After leaving camp, she assimilated into American culture when the family resettled in Lincoln and later Stockton, where an uncle had bought a hotel. During the dire postwar employment situation she learned about racism. When children called her a “Jap” for the first time, her mother’s instructions were, “tell them you are a Japanese AMERICAN.”
“I listened to ‘The Lone Ranger’ and ‘The Shadow’ radio programs – I was a tomboy, like a lot of girls – and drew with anything at hand. I learned how to play, just like the other kids.” At age 10, Yabumoto asked questions about religion, spoke Japanese and English and understood why her parents were watchful: not so much like the other kids.
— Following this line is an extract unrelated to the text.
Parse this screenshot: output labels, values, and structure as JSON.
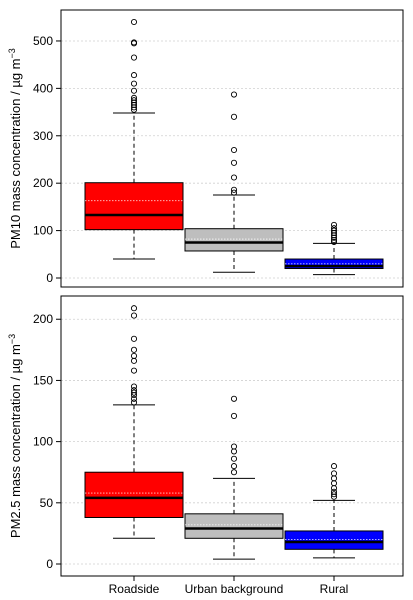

After studying painting and fiber arts at San Jose State, Yabumoto taught middle school before joining the Peace Corps. The idea didn’t thrill her parents, but she talked them into it and was assigned to the Punjab in northern India. Staying on after the Peace Corps, she met many Tibetans and others who are curiously present in her life to the present day. In fact, several now live in Sonoma. In Japanese, “so no ma ma” means “things as they are.”
Yabumoto’s paintings and drawings have since been exhibited in the United States, Canada, and Japan and are collected internationally. A friend from her Canada and India days (now also in Sonoma) suggested that they use her batik, create clothing and sell it at a Vancouver craft fair. They sold out, and Yabumoto went to Hawaii for further study. She recognized the flow of the pigment and the wax resist as something almost spiritual.
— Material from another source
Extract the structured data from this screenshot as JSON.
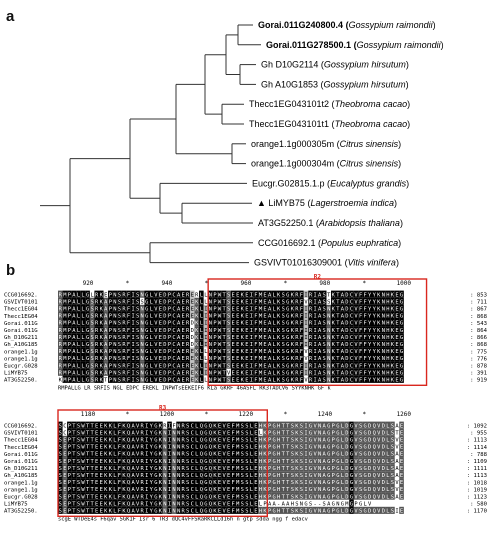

Invited to a formal tea ceremony (cha no yu) in Hawaii, she felt something unusual as she came into the room. Yabumoto turned to face a tiny Shodo piece. Shodo, or “the way of writing,” migrated to Japan in the sixth-century but was known in China 2,200 years earlier. The Japanese elevated the wet-ink-brush calligraphy to an art form that embraces six distinct styles. Literally the moment she saw it, Yabumoto knew she wanted to study Shodo. Admitting no barriers, she lived in Japan for seven years, becoming a student of Naka Sensei.
“The work with wax in fabric batiking in the ’70s segued into the brushwork of Shodo in the ’80s,” says Yabumoto. “I needed to study something more deeply. Learning the styles of writing offered a foundation to venture into avant garde Shodo.” Her first year in Osaka, she was invited by Naka Sensei to attend the Kyoto Mainichi-ten, Japan’s national calligraphy exhibition. She had no idea that a few years later she would be accepted into the same exhibition as well as the Keisei Exhibitions in Tokyo. Yabumoto commuted two hours every Wednesday to study with Sensei. They continued by correspondence when she returned to the U.S. in 1991.